An Andy Warhol silkscreen of actor Marlon Brando is expected to sell for $20 million.

The Wall Street Journal is reporting that the Andy Warhol Foundation for the Visual Arts, which oversees the estate of iconic pop artist Andy Warhol, will sell off the remainder of his estate at an upcoming auction.

The sale of the estate, which includes some 20,000 works, could bring in more than $100 million, the WSJ's Kelly Crow reports.

Christie's will oversee the sale of the collection, which includes silk-screen paintings, drawings, prints, collages, photographs and more. The first will take place in November in the auction house's New York show room.

Why the sell-off now, 25 years after Warhol's death?

In short, the foundation wants to change its focus. Writes Crow: "The foundation said it was simply time for a change. Years ago, it gave away 4,000 of its top pieces to create the permanent collection of the Andy Warhol Museum in Pittsburgh, where the artist grew up. It has also already donated $250 million from past art sales to cultural causes. But by selling off its remaining art assets, it can pare down its operating costs by eliminating the need to store or insure the art, and focus more on its philanthropy. "We sold works in the beginning to build up our endowment," [Chairman Michael Straus] added, "but now we want to maximize our grant-making."

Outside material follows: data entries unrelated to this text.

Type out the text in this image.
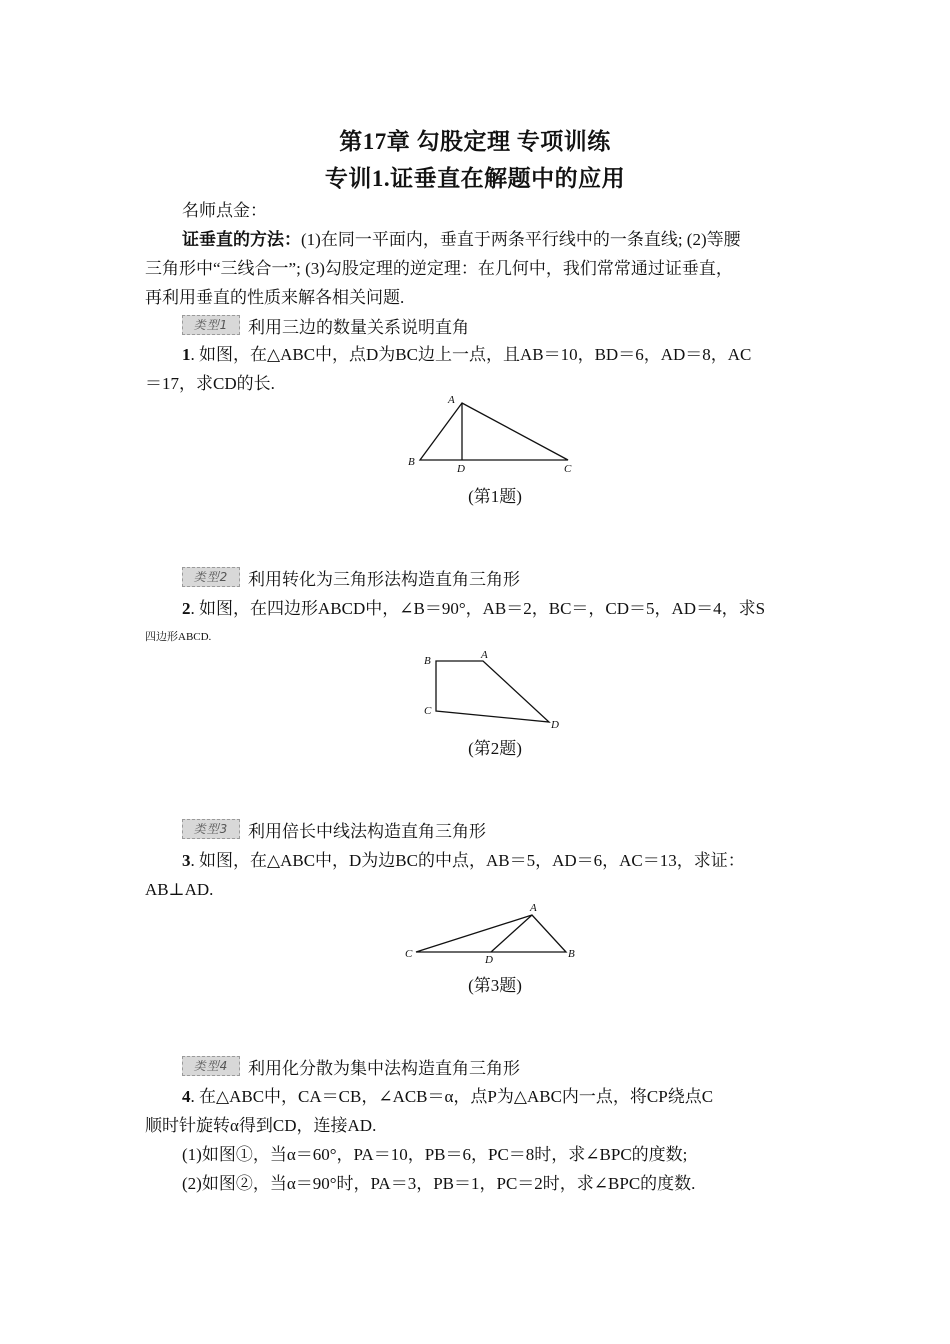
第17章 勾股定理 专项训练
专训1.证垂直在解题中的应用
名师点金：
证垂直的方法：(1)在同一平面内，垂直于两条平行线中的一条直线; (2)等腰
三角形中“三线合一”; (3)勾股定理的逆定理：在几何中，我们常常通过证垂直，
再利用垂直的性质来解各相关问题.
类型1	利用三边的数量关系说明直角
1. 如图，在△ABC中，点D为BC边上一点，且AB＝10，BD＝6，AD＝8，AC
＝17，求CD的长.
A
B
D	C
(第1题)
类型2	利用转化为三角形法构造直角三角形
2. 如图，在四边形ABCD中，∠B＝90°，AB＝2，BC＝，CD＝5，AD＝4，求S
四边形ABCD.
B	A
C
D
(第2题)
类型3	利用倍长中线法构造直角三角形
3. 如图，在△ABC中，D为边BC的中点，AB＝5，AD＝6，AC＝13，求证：
AB⊥AD.
A
C	D	B
(第3题)
类型4	利用化分散为集中法构造直角三角形
4. 在△ABC中，CA＝CB，∠ACB＝α，点P为△ABC内一点，将CP绕点C
顺时针旋转α得到CD，连接AD.
(1)如图①，当α＝60°，PA＝10，PB＝6，PC＝8时，求∠BPC的度数;
(2)如图②，当α＝90°时，PA＝3，PB＝1，PC＝2时，求∠BPC的度数.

The art world will surely keep a close eye on the sales, as the prolific artist's oeuvre is a top art world commodity, as Crow points out.

But we're particularly excited to see how one art collector responds. His name is Jose Mugrabi and he's known as the world's biggest collector of Andy Warhol works. His 3,000-piece art collection, which includes 800 Warhols, is worth an estimated $770 million, according to Wealth-X.

See photos of Warhol working in The Factory before he was famous

Mugrabi's son Alberto told the WSJ that the foundation had rejected an offer from him and other dealers to buy the collection, and that he was concerned the sudden outpouring of Warhol works would dilute the market.